I am doing multiclass/multilabel text classification. I trying to get rid of the "ConvergenceWarning".

When I tuned the max_iter from default to 4000, the warning is disappeared. However, my model accuracy is reduced from 78 to 75.

from sklearn.linear_model import LogisticRegression
from sklearn.metrics import accuracy_score


logreg = Pipeline([('vect', CountVectorizer()),
            ('tfidf', TfidfTransformer()),
            ('clf', LogisticRegression(n_jobs=1, C=1e5, solver='lbfgs',multi_class='ovr' ,random_state=0, class_weight='balanced' )),
           ])
logreg.fit(X_train, y_train)


y_pred = logreg.predict(X_test)

print('Logistic Regression Accuracy %s' % accuracy_score(y_pred, y_test))

cv_score = cross_val_score(logreg, train_tfidf, y_train, cv=10, scoring='accuracy')
print("CV Score : Mean : %.7g | Std : %.7g | Min : %.7g | Max : %.7g" % (np.mean(cv_score),np.std(cv_score),np.min(cv_score),np.max(cv_score)))
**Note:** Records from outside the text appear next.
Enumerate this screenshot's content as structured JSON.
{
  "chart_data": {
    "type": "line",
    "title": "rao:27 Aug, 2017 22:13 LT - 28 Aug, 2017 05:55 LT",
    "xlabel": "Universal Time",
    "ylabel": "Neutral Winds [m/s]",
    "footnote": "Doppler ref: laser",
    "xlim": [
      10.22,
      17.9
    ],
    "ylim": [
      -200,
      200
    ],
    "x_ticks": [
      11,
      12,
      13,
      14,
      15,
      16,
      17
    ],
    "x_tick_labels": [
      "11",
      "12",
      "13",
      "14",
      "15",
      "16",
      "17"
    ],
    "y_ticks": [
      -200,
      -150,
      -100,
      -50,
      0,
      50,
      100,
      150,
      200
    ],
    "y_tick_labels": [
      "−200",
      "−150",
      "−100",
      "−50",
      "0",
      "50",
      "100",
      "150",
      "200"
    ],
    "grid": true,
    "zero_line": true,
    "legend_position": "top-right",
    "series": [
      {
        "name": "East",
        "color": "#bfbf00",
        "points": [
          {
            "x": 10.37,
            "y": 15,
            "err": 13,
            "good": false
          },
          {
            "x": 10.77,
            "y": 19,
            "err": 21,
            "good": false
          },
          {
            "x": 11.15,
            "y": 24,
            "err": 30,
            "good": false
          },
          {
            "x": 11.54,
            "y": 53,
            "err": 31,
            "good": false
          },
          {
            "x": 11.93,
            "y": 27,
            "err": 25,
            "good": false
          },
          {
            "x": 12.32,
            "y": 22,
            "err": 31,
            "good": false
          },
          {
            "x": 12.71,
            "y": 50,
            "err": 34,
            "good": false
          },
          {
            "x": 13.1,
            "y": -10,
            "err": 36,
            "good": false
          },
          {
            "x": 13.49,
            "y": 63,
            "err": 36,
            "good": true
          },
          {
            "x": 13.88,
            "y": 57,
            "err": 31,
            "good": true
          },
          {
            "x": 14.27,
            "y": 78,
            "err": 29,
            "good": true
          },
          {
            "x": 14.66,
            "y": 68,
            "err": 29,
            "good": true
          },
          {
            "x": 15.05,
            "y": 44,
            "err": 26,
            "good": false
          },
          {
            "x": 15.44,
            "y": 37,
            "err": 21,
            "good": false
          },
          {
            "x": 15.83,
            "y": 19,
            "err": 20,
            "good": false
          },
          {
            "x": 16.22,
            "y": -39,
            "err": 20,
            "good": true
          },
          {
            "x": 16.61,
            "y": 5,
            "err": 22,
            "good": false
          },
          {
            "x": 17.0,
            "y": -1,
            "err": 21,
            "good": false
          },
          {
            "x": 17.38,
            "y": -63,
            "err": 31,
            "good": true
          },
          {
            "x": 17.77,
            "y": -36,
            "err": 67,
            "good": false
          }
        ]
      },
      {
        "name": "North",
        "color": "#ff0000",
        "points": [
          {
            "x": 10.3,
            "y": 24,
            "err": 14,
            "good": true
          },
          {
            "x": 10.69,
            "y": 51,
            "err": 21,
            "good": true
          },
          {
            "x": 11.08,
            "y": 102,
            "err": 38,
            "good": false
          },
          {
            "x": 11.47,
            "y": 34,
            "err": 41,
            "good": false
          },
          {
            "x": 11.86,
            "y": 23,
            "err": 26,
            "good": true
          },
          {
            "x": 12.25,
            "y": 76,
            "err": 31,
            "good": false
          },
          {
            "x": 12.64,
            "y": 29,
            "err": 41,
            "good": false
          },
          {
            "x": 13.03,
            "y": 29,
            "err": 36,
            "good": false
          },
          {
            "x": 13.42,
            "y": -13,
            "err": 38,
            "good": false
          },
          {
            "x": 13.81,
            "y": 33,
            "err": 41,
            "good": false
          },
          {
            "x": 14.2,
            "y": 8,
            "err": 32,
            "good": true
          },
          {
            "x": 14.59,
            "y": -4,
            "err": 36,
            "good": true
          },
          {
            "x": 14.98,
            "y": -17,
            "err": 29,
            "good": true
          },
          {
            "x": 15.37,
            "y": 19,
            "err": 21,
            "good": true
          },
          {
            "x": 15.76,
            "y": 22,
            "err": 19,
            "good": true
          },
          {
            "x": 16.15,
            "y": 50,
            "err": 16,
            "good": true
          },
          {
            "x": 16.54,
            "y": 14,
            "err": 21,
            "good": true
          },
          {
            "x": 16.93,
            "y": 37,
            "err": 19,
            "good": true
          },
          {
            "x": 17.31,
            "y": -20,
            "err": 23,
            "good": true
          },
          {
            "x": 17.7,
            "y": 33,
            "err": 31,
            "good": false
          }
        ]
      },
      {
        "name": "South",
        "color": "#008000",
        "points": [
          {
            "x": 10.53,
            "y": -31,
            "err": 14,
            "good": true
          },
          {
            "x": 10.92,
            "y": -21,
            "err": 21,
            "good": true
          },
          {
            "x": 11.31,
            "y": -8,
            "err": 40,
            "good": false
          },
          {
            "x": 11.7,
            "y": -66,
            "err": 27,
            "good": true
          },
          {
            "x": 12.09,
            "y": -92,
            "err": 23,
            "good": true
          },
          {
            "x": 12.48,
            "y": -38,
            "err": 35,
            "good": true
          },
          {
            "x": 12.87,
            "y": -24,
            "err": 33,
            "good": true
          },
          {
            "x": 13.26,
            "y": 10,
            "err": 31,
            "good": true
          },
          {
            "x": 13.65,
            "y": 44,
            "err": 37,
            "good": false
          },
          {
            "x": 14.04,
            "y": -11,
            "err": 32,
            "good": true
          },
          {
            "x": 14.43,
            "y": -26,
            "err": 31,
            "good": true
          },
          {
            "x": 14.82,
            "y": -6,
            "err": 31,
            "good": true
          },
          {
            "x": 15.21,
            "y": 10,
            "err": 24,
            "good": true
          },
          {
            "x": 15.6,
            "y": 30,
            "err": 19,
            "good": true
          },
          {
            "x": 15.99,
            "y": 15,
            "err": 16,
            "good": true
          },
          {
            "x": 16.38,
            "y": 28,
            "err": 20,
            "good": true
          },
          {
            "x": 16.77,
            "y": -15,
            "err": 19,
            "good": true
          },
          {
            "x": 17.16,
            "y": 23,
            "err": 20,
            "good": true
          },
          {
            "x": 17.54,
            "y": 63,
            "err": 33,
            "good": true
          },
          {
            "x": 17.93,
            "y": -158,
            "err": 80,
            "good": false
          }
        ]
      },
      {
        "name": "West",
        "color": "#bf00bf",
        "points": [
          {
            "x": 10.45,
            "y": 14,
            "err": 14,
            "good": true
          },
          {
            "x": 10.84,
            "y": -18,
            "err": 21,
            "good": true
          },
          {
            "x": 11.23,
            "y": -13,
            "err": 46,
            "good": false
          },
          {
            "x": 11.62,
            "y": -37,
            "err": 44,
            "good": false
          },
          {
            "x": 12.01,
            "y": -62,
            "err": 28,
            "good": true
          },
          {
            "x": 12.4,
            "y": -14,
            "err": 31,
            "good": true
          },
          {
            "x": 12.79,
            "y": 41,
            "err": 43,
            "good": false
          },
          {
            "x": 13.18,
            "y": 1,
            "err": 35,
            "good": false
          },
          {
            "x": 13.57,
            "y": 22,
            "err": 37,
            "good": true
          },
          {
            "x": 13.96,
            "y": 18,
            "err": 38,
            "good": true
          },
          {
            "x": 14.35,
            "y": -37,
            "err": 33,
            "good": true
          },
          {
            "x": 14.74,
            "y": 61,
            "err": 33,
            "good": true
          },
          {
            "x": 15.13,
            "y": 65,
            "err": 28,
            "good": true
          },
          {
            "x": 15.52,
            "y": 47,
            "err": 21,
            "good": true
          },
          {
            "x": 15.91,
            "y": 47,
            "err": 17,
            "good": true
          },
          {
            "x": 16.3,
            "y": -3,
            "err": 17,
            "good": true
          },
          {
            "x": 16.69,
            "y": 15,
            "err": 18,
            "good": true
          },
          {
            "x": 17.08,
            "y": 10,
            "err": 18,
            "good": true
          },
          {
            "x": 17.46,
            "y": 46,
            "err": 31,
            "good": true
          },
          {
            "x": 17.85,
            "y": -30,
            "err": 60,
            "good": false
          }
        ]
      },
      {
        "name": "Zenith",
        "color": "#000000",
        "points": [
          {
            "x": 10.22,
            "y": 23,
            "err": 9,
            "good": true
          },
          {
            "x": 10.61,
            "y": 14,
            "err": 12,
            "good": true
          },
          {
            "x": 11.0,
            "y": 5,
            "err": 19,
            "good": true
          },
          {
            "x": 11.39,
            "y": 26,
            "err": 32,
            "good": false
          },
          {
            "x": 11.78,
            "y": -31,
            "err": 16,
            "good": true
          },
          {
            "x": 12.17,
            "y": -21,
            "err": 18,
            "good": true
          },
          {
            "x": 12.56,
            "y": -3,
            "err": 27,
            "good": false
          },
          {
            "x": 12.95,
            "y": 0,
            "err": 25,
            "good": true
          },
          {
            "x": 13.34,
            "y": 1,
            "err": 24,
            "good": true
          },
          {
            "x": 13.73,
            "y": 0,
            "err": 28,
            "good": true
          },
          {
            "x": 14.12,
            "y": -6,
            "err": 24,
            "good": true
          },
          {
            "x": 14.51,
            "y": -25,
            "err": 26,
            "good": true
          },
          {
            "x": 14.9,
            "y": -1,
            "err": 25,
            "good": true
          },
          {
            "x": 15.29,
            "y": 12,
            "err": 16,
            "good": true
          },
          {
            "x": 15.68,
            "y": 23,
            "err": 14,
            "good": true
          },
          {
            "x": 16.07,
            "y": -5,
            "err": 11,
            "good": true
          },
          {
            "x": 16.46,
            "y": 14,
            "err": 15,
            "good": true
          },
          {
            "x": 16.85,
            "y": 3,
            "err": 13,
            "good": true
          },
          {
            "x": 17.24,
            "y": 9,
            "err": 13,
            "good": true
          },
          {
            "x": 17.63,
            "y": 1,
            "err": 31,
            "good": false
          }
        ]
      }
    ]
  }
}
Why my accuracy is reducing when max_iter =4000? Is there any other way to fix * "ConvergenceWarning: lbfgs failed to converge. Increase the number of iterations. "of iterations.", ConvergenceWarning)" *

Answer

Maurício Collaça picture Maurício Collaça · Jan 5, 2020

It's missing the data used in the question so it's not possible to reproduce the problem but just guess.

Some things to check:

1) Many estimators such as LogisticRegression likes (not to say requires) scaled data. Depending on your data, you may want to scale with MaxAbsScaler, MinMaxScaler, StandardScaler or RobustAScaler. The optimal choice depends on the kind of problem you are trying to solve, data properties like sparsity, whether negative values are welcomed by the downstream estimator, etc. Scaling data usually speeds up convergence, that may even not require to increase max_iter.

2) In my experience, solver not "liblinear" requires more max_iter iterations to converge given the same input data.

3) I didn't see any 'max_iterset in your code snippet. It currently defaults to100` (sklearn 0.22).

4) I saw you set the the regularization parameter C=100000. It's drastically reduce the regularization, as C is the inverse of regularization strength. It's expected to consume more iterations and may lead to overfit the model.

5) I didn't expect that a higher max_iter would get you lower accuracy. The solver is diverging rather than converging. The data may not be scaled or the random state is not fixed or the tolerance tol (defaults 1e-4) became to high.

6) Check you cross_val_score cross-validation parameter cv. If I'm not wrong, the default behavior doesn't set the random state which result in variable mean accuracy.